Texas Lt. Gov. Patrick looks into guns in churches after Sutherland Springs

The shooting at Sutherland Springs last month resulted in 26 dead and another 20 injured while a neighbor, Stephen Willeford, responded to and exchanged fire with the shooter and was hailed for his actions. (Photo: Darren Abate/AP)

The shooting at Sutherland Springs last month resulted in 26 dead and another 20 injured while a neighbor, Stephen Willeford, responded to and exchanged fire with the shooter and was hailed for his actions. (Photo: Darren Abate/AP)

Texas Lt. Gov. Dan Patrick asked state Attorney General Ken Paxton to clarify state law regarding regs for handgun licensees and security teams in places of worship across the Lone Star State.
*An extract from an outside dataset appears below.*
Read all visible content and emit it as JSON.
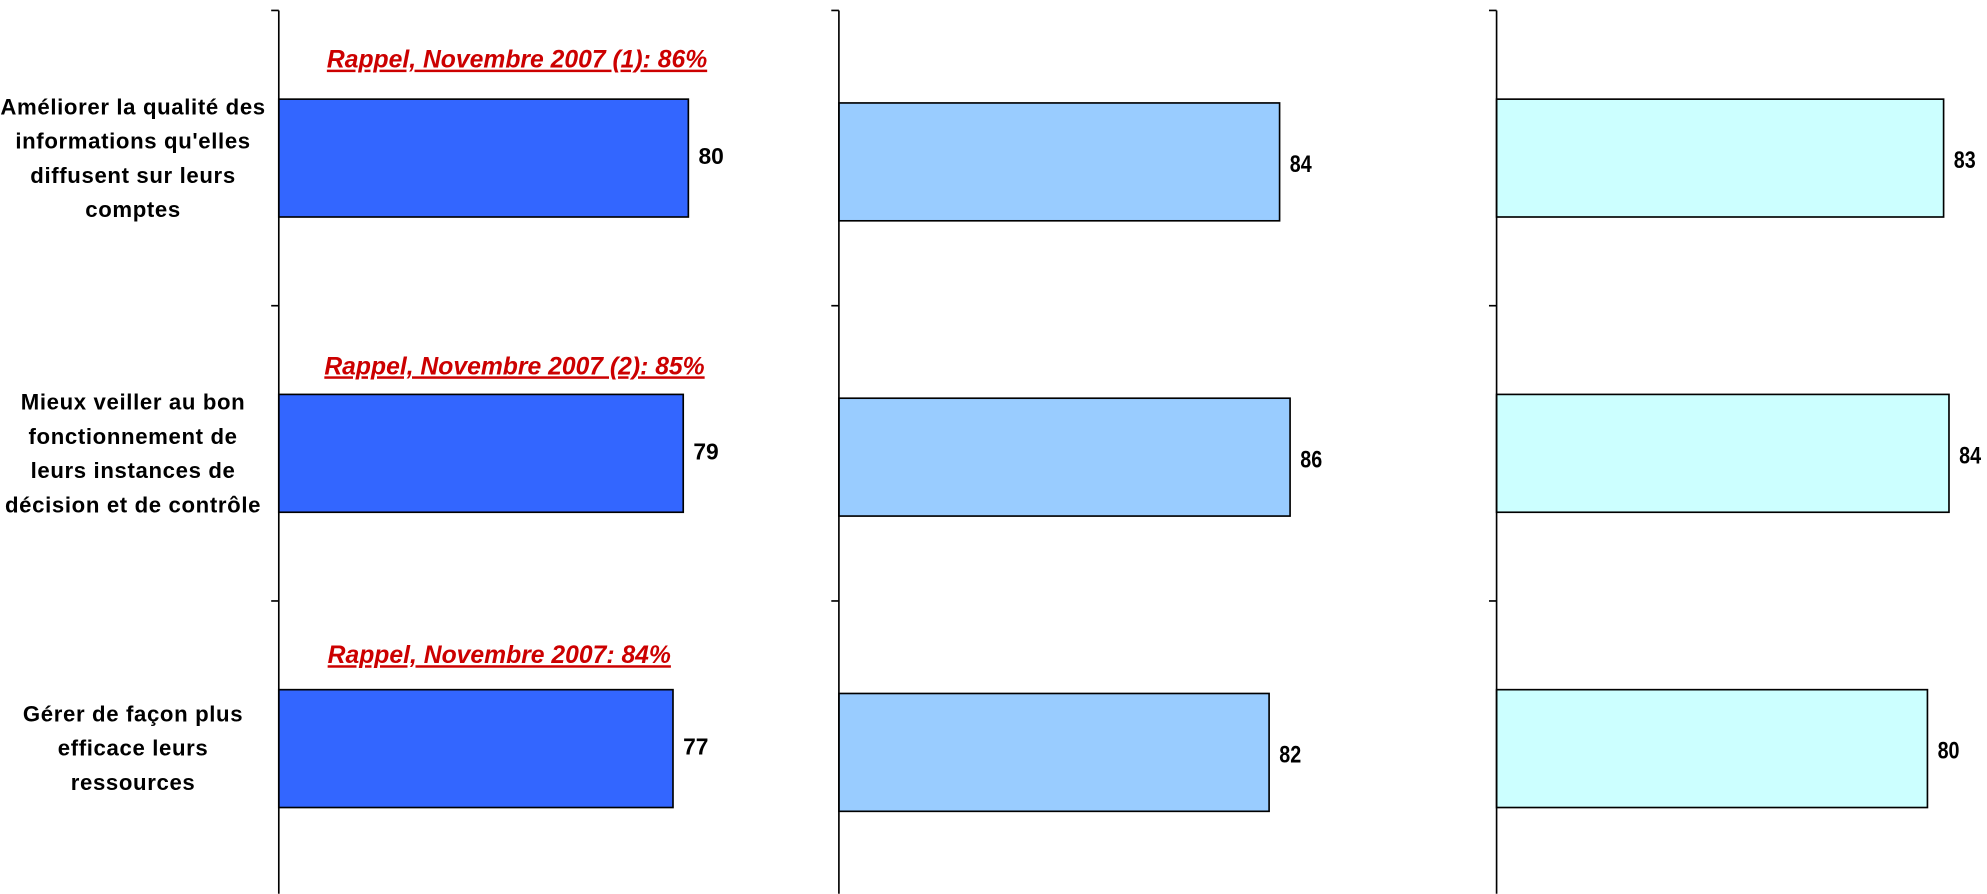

“The recent church shooting in Sutherland Springs was an immense tragedy, the likes of which I pray to never see again,” Patrick said in a statement released last week. “I know many are thankful for the Texan who stopped this attack through the exercise of his Second Amendment rights, but I believe our state laws provide more protection than many Texans realize. That’s why I asked the attorney general to clarify those laws for all Texans.”

The two-page letter fired off to Paxton seeks for him to explain to what extent those with handgun licenses can carry their guns on church grounds where a gun free zone is not posted and if churches who form their own voluntary security teams are exempt from the state’s initial $400 private security fee and subsequent renewals.
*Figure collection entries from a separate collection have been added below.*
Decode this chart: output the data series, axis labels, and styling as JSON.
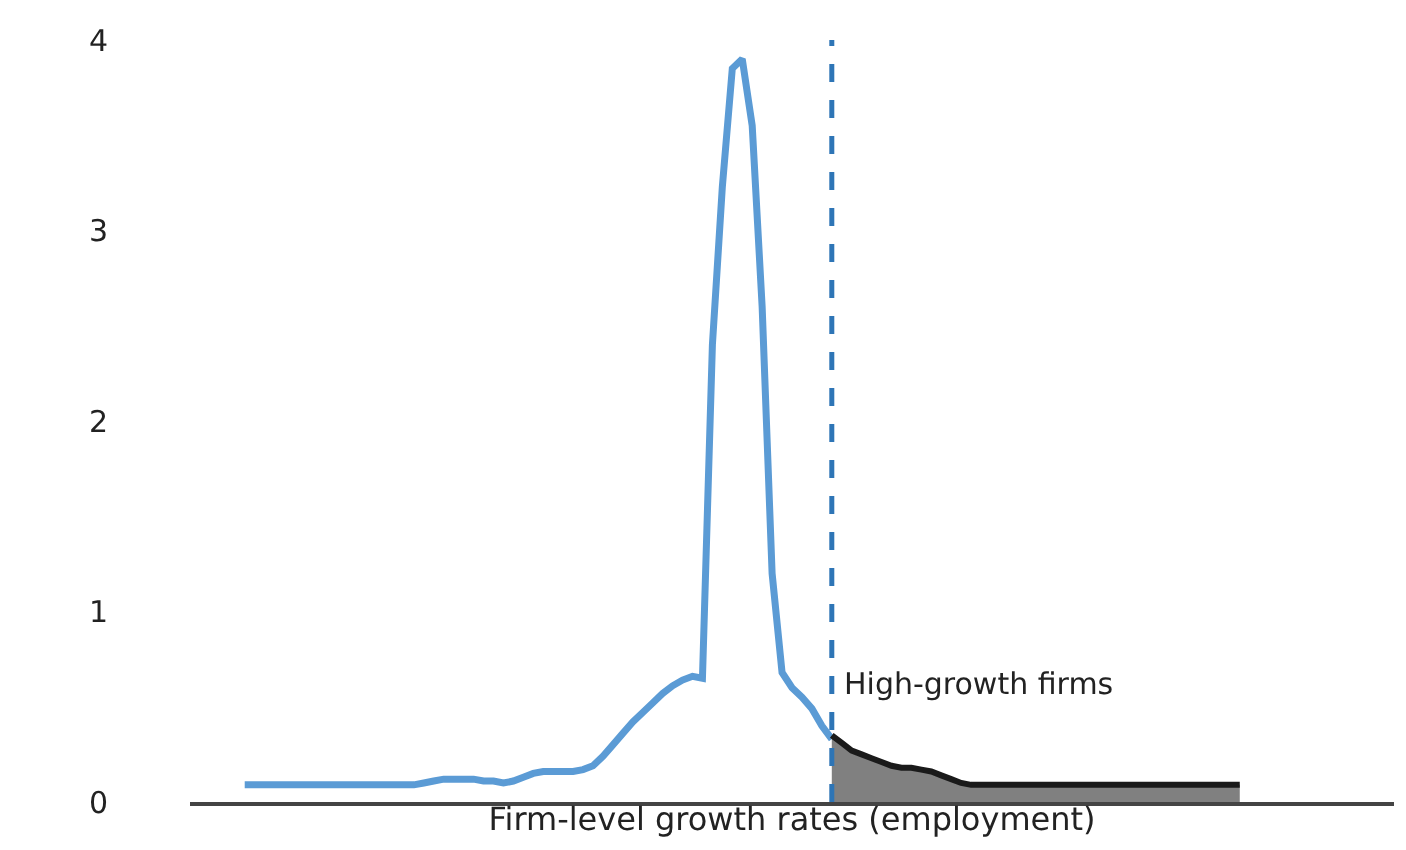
{
  "chart_data": {
    "type": "line",
    "xlabel": "Firm-level growth rates (employment)",
    "categories": [
      null,
      null,
      null,
      null,
      null,
      null,
      null,
      null,
      null,
      null,
      null,
      null,
      null,
      null,
      null,
      null,
      null,
      null,
      null,
      null,
      null,
      null,
      null,
      null,
      null,
      null,
      null,
      null,
      null,
      null,
      null,
      null,
      null,
      null,
      null,
      null,
      null,
      null,
      null,
      null,
      null,
      null,
      null,
      null,
      null,
      null,
      null,
      null,
      null,
      null,
      null,
      null,
      null,
      null,
      null,
      null,
      null,
      null,
      null,
      null,
      null,
      null,
      null,
      null,
      null,
      null,
      null,
      null,
      null,
      null,
      null,
      null,
      null,
      null,
      null,
      null,
      null,
      null,
      null,
      null,
      null,
      null,
      null,
      null,
      null,
      null,
      null,
      null,
      null,
      null,
      null,
      null,
      null,
      null,
      null,
      null,
      null,
      null,
      null,
      null,
      null,
      null,
      null,
      null,
      null,
      null,
      null,
      null,
      null,
      null,
      null,
      null,
      null,
      null,
      null,
      null,
      null,
      null,
      null,
      null,
      null
    ],
    "series": [
      {
        "color": "#5b9bd5",
        "values": [
          null,
          null,
          null,
          null,
          null,
          0.09,
          0.09,
          0.09,
          0.09,
          0.09,
          0.09,
          0.09,
          0.09,
          0.09,
          0.09,
          0.09,
          0.09,
          0.09,
          0.09,
          0.09,
          0.09,
          0.09,
          0.09,
          0.1,
          0.11,
          0.12,
          0.12,
          0.12,
          0.12,
          0.11,
          0.11,
          0.1,
          0.11,
          0.13,
          0.15,
          0.16,
          0.16,
          0.16,
          0.16,
          0.17,
          0.19,
          0.24,
          0.3,
          0.36,
          0.42,
          0.47,
          0.52,
          0.57,
          0.61,
          0.64,
          0.66,
          0.65,
          2.4,
          3.23,
          3.85,
          3.9,
          3.55,
          2.6,
          1.2,
          0.68,
          0.6,
          0.55,
          0.49,
          0.4,
          0.33,
          null,
          null,
          null,
          null,
          null,
          null,
          null,
          null,
          null,
          null,
          null,
          null,
          null,
          null,
          null,
          null,
          null,
          null,
          null,
          null,
          null,
          null,
          null,
          null,
          null,
          null,
          null,
          null,
          null,
          null,
          null,
          null,
          null,
          null,
          null,
          null,
          null,
          null,
          null,
          null,
          null,
          null,
          null,
          null,
          null,
          null,
          null,
          null,
          null,
          null,
          null,
          null,
          null,
          null,
          null,
          null
        ]
      },
      {
        "type": "area",
        "color": "#808080",
        "values": [
          null,
          null,
          null,
          null,
          null,
          null,
          null,
          null,
          null,
          null,
          null,
          null,
          null,
          null,
          null,
          null,
          null,
          null,
          null,
          null,
          null,
          null,
          null,
          null,
          null,
          null,
          null,
          null,
          null,
          null,
          null,
          null,
          null,
          null,
          null,
          null,
          null,
          null,
          null,
          null,
          null,
          null,
          null,
          null,
          null,
          null,
          null,
          null,
          null,
          null,
          null,
          null,
          null,
          null,
          null,
          null,
          null,
          null,
          null,
          null,
          null,
          null,
          null,
          null,
          0.35,
          0.31,
          0.27,
          0.25,
          0.23,
          0.21,
          0.19,
          0.18,
          0.18,
          0.17,
          0.16,
          0.14,
          0.12,
          0.1,
          0.09,
          0.09,
          0.09,
          0.09,
          0.09,
          0.09,
          0.09,
          0.09,
          0.09,
          0.09,
          0.09,
          0.09,
          0.09,
          0.09,
          0.09,
          0.09,
          0.09,
          0.09,
          0.09,
          0.09,
          0.09,
          0.09,
          0.09,
          0.09,
          0.09,
          0.09,
          0.09,
          0.09,
          null,
          null,
          null,
          null,
          null,
          null,
          null,
          null,
          null,
          null,
          null,
          null,
          null,
          null,
          null
        ]
      }
    ],
    "ylim": [
      0,
      4
    ],
    "yticks": [
      0,
      1,
      2,
      3,
      4
    ],
    "tick_labels": "y",
    "annotations": [
      "High-growth firms"
    ]
  }
}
“Next legislative session, I will continue to support initiatives to clarify the law and protect gun rights in Texas,” Patrick said in the letter. “Meanwhile, I ask that you please expedite this request so that churches may know what legal options they have to improve their security.”

The shooting at Sutherland Springs last month resulted in 26 dead and another 20 injured while a neighbor, Stephen Willeford, responded to and exchanged fire with the shooter at the First Baptist Church and was hailed for his actions.

At the end of 2016, the Texas Department of Public Safety listed 1,150,754 million active license holders in the state, among the highest in the nation.